Document Type: Original Articles


Department of Medical Entomology, Research Center for Health Sciences, School of Health, Shiraz University of Medical Sciences, Shiraz, Iran.


Background: Human malaria remains a major malady in Eastern Iran. Vector control interventions such as indoor residual spraying are used to fight with the disease. This study was undertaken to determine the lethal and residual effects of three different pyrethroid insecticides on adult mosquitoes of Anopheles stephensi on different surfaces in Iran, as part of a national program to monitor insecticide resistance in endemic areas. Methods: Two main endemic foci were selected as collection sites.
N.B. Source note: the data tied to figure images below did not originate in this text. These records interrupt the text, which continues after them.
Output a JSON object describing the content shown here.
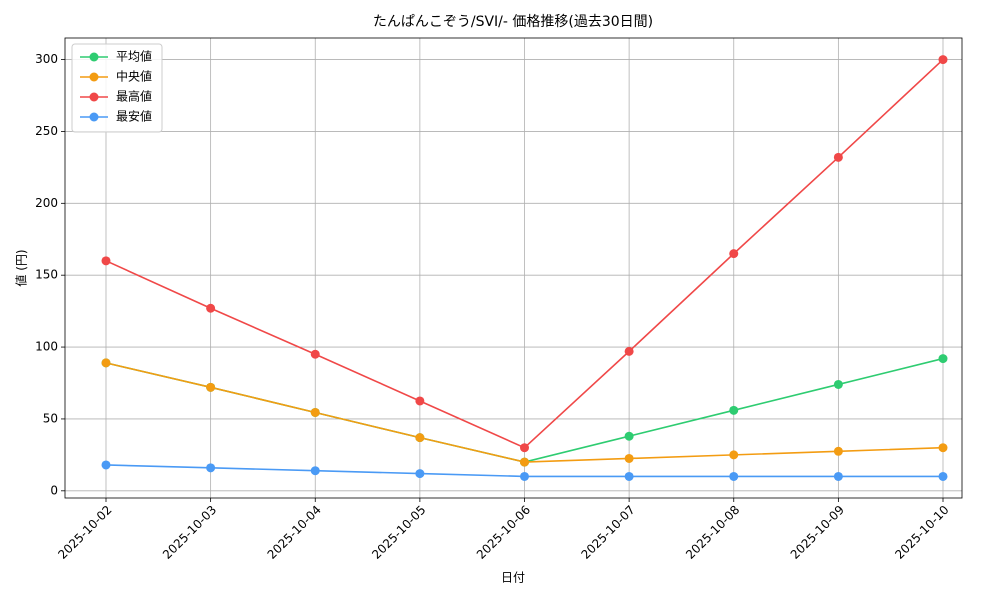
{
  "chart_data": {
    "type": "line",
    "title": "たんぱんこぞう/SVI/- 価格推移(過去30日間)",
    "x_label": "日付",
    "y_label": "値 (円)",
    "categories": [
      "2025-10-02",
      "2025-10-03",
      "2025-10-04",
      "2025-10-05",
      "2025-10-06",
      "2025-10-07",
      "2025-10-08",
      "2025-10-09",
      "2025-10-10"
    ],
    "series": [
      {
        "name": "平均値",
        "color": "#2ecc71",
        "values": [
          89,
          72,
          54.5,
          37,
          20,
          38,
          56,
          74,
          92
        ]
      },
      {
        "name": "中央値",
        "color": "#f39c12",
        "values": [
          89,
          72,
          54.5,
          37,
          20,
          22.5,
          25,
          27.5,
          30
        ]
      },
      {
        "name": "最高値",
        "color": "#f04848",
        "values": [
          160,
          127,
          95,
          62.5,
          30,
          97,
          165,
          232,
          300
        ]
      },
      {
        "name": "最安値",
        "color": "#4a9af5",
        "values": [
          18,
          16,
          14,
          12,
          10,
          10,
          10,
          10,
          10
        ]
      }
    ],
    "ylim": [
      -5,
      315
    ],
    "yticks": [
      0,
      50,
      100,
      150,
      200,
      250,
      300
    ],
    "grid": true,
    "legend": "upper left"
  }
}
Wild adult females of An. stephensi (mysoriensis strain) from the first focus were subjected to standard susceptibility tests, using lambdacyhalothrin, deltamethrin and cyfluthrin insecticides within holding tubes according to the method proposed by WHO. In Kazerun, the residual effects of these compounds were examined by conical bioassay tests of An. stephensi (type strain) on plaster and cement walls. Data were analyzed using Mann-Whitney test to determine the differences in susceptibility and residual effects of An. stephensi mosquitoes to these insecticides. Results: The susceptibility of females of An. stephensi to three concentrations of lambdacyhalothrin, deltamethrin and cyfluthrin insecticides culminated in full scale mortality at the highest diagnostic dose. The maximal residual time of these three insecticides on plaster and cement walls was estimated to be about three months. There was no significant difference in the mortalities of An. stephensi on different sprayed surfaces (P=0.653). Conclusion: All field-collected An. stephensi populations exhibit gross susceptibility to all diagnostic doses of the three evaluated insecticides. In endemic areas, lambdacyhalothrin reveals a slightly longer residual activity than the other two insecticides.